Lelaki itu berkata ‘ya Rasulallah tak ada sedikitpun yang tersisa’. (Mungkin yang dimaksud kas Baitul-Mal).”

Zaid bin Sanah segera mendekati nabi, untuk berkata, “Ya Muhammad, setujukah kau, membeli kurma saya yang sekarang masih di kebun bani fulan? Dengan pembayaran tempo yang dipastikan? Dengan harga sekian dan sekian?.”
Nabi SAW bersabda, “Tidak bisa hai orang Yahudi, mau saya, membeli kurmamu dengan harga tertentu, dengan pembayaran tempo, yaitu begini dan begini (pelunasannya). Yang kamu sebut jangan 'kurma kebun bani fulan' (karena timbangannya belum jelas)!.”   
Zaid bin Sanah berkata, “Ya” Lalu airmatanya berlinang.

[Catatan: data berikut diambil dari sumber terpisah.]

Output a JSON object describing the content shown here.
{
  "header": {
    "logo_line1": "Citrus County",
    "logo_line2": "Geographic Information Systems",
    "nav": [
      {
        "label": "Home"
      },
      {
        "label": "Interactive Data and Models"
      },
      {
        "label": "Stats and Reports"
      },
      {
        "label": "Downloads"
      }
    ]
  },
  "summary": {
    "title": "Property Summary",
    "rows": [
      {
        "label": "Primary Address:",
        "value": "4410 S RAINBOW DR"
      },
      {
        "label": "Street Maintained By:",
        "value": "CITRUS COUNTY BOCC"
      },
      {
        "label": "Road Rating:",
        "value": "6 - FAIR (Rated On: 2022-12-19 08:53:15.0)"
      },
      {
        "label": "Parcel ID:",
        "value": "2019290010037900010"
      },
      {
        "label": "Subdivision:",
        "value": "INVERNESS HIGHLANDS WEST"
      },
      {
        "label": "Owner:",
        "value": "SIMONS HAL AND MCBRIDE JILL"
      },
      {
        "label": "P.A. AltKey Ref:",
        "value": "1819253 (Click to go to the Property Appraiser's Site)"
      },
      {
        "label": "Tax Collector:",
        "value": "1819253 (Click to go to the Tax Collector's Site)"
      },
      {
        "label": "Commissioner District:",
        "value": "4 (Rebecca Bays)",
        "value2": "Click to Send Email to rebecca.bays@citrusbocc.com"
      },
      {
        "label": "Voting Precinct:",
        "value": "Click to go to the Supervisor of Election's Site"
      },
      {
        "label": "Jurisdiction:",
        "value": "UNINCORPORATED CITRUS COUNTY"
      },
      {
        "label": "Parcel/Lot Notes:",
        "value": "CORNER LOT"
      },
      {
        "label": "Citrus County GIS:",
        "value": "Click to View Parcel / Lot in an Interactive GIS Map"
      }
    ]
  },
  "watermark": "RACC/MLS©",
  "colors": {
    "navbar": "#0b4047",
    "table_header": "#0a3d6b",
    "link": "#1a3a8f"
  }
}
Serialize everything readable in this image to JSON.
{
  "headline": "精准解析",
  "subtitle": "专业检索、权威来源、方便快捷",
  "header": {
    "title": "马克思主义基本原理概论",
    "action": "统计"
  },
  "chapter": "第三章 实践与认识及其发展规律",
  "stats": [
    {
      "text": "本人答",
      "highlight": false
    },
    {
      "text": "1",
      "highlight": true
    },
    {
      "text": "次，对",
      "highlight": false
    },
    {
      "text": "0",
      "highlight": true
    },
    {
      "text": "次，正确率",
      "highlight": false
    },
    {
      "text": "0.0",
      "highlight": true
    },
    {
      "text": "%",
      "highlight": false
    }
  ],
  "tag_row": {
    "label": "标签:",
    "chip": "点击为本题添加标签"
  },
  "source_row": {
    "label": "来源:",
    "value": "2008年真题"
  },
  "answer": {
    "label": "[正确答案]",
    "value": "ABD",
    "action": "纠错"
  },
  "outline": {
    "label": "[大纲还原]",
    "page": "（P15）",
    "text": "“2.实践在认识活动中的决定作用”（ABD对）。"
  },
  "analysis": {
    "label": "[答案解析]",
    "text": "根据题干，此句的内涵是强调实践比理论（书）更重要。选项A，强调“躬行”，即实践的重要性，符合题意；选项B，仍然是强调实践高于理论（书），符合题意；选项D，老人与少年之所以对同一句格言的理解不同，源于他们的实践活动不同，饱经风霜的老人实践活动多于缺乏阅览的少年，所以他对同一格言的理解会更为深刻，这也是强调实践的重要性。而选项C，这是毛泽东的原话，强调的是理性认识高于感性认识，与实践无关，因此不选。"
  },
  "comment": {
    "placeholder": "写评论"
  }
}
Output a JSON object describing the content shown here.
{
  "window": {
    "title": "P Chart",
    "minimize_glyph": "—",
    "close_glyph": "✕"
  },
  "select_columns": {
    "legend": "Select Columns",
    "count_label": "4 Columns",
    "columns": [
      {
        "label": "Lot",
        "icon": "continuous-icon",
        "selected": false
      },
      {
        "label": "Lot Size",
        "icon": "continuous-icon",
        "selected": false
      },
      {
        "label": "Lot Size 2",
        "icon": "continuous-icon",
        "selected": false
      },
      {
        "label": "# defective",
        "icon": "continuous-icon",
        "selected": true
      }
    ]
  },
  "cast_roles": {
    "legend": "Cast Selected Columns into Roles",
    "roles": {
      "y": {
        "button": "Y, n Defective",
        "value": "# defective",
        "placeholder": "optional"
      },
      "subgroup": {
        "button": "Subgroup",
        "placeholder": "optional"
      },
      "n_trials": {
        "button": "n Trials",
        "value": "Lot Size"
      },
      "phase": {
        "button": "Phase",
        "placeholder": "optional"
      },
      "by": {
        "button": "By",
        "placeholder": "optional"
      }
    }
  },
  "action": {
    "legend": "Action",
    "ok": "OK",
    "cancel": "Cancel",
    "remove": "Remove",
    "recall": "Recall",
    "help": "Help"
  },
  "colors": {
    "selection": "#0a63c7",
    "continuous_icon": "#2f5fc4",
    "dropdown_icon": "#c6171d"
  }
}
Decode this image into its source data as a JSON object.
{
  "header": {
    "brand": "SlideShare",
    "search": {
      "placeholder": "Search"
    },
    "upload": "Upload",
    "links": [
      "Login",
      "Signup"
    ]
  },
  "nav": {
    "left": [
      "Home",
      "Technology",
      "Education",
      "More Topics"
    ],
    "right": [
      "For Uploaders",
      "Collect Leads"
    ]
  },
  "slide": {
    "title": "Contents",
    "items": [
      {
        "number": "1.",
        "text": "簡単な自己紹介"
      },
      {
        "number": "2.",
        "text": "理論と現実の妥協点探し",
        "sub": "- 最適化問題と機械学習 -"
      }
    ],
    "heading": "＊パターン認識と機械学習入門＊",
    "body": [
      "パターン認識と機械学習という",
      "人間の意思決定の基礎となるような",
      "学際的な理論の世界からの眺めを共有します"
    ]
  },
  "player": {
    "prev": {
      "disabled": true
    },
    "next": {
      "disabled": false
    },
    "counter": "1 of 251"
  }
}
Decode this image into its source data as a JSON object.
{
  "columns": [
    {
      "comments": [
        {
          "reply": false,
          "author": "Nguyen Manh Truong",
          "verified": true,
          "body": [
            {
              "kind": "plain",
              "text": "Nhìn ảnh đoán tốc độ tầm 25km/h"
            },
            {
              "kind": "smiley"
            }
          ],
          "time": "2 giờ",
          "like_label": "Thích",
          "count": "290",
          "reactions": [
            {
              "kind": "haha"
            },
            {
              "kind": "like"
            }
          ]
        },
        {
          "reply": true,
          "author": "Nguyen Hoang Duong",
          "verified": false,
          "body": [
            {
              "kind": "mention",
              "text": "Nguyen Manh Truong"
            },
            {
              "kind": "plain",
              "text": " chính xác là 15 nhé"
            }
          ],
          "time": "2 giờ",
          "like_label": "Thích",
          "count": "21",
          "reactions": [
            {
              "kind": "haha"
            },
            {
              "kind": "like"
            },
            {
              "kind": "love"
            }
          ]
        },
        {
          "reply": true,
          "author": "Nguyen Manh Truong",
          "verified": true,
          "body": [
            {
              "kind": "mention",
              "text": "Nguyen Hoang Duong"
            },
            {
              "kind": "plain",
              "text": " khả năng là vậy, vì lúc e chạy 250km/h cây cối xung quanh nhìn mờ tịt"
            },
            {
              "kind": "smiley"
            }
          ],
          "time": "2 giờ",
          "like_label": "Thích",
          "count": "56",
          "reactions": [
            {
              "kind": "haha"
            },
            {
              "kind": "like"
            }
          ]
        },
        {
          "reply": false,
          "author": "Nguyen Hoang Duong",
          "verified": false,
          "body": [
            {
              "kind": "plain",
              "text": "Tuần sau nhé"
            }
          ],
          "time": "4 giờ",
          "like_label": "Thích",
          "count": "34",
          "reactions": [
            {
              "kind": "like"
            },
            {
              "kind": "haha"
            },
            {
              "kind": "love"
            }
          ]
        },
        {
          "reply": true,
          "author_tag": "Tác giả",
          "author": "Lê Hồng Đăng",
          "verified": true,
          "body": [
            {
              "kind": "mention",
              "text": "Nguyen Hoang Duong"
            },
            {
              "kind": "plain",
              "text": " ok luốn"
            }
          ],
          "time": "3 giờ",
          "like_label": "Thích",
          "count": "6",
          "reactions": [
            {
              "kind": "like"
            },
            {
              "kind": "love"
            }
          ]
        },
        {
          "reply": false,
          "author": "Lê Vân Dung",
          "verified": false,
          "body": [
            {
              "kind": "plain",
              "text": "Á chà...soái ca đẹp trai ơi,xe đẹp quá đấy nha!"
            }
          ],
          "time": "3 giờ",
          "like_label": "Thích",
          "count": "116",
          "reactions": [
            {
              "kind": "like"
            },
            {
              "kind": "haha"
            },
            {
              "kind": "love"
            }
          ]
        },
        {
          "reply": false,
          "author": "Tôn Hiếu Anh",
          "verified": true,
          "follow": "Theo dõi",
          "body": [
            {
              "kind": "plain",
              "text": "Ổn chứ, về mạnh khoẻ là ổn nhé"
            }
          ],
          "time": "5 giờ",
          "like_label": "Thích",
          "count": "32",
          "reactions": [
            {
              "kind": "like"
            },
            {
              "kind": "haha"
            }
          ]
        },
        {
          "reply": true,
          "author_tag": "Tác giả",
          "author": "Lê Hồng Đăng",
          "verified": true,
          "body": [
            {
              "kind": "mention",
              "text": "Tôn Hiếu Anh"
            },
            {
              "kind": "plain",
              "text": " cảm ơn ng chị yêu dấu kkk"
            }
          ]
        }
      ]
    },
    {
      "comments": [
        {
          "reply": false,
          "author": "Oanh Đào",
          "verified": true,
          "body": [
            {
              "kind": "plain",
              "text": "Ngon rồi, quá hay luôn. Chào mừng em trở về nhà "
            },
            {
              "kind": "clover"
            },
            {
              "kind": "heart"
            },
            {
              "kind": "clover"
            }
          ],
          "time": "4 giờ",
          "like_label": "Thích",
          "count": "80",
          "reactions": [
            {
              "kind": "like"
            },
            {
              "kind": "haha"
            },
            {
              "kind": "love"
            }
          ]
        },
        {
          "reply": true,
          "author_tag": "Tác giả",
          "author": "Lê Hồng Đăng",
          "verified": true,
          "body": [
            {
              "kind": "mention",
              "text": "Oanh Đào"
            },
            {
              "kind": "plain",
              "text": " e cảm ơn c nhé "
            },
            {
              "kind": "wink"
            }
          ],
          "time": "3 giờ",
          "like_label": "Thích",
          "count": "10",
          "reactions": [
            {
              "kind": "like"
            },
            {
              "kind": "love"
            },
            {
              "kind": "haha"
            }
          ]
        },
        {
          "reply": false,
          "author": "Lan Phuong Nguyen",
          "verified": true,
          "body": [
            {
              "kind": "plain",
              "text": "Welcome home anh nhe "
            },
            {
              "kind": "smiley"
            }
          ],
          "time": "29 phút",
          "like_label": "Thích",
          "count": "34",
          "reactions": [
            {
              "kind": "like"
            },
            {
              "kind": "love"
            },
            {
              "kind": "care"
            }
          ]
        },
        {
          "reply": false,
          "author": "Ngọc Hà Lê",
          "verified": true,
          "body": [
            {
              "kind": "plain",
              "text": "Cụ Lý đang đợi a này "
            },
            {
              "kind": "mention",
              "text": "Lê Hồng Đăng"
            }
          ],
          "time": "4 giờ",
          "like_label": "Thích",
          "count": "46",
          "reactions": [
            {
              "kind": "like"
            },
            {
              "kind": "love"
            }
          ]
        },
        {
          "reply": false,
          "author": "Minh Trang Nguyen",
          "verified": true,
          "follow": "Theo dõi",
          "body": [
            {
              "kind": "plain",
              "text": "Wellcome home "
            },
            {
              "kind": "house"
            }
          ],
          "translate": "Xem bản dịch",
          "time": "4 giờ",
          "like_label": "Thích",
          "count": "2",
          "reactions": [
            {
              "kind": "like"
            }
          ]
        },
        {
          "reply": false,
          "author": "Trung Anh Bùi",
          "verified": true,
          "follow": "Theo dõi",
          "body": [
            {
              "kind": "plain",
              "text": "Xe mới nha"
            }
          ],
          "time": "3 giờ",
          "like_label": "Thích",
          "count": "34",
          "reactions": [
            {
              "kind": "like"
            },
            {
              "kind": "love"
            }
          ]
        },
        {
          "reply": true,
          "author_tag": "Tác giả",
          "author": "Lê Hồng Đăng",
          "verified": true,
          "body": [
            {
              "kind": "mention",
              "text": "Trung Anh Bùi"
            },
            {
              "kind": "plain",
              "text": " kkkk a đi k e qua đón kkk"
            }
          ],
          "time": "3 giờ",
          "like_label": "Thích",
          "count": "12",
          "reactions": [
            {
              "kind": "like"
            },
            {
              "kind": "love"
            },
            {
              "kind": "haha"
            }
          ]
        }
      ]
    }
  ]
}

Zaid bin Sanah bergerak cepat untuk membelikan kurma, dengan timbangan tertentu, dan tempo pelunasan begini dan begini, seharga 80 mitsqal emas. Lalu diberikan pada nabi SAW.
Nabi menyerahkan kurma itu, pada lelaki di sisi beliau, sambil bersabda, “Meruputlah untuk mengantarkan ini, untuk menyumbang mereka!.”

Zaid berkata, “Ketika tempo pelunasan telah mendekati dua atau tiga hari, saya datang untuk memegang gamis dan selendang nabi SAW. Saya sengaja memandang wajah beliau dengan garang. Dan berkata ‘hai Muhammad! Kenapa hutangku tidak segera kau lunasi? Demi Allah setahu saya ‘kau sebagai keluarga besar Abdul-Mutthalib (عَبْدِ الْمُطَّلِبِ)’, tidak suka menunda pelunasan hutang. Saya tahu itu karena telah sering bergaul dengan kalian’. Setelah saya mengamati, ternyata mata Umar melotot di wajahnya bagaikan bola bulat. Umar melemparkan pandangan bengisnya pada saya, lalu berkata ‘hai musuh Allah! Masyak kamu berani mengatakan tidak senonoh yang saya dengar pada Rasulallah SAW?! Kamu berani melakukan perbuatan demikian di depan mataku?! Demi yang telah mengutus beliau dengan hak! Kalau tidak khawatir disalahkan oleh beliau! Kepalamu telah saya belah dengan pedangku!'
Saat itu Rasulullah SAW diam, mengamati Umar, dengan berwibawa.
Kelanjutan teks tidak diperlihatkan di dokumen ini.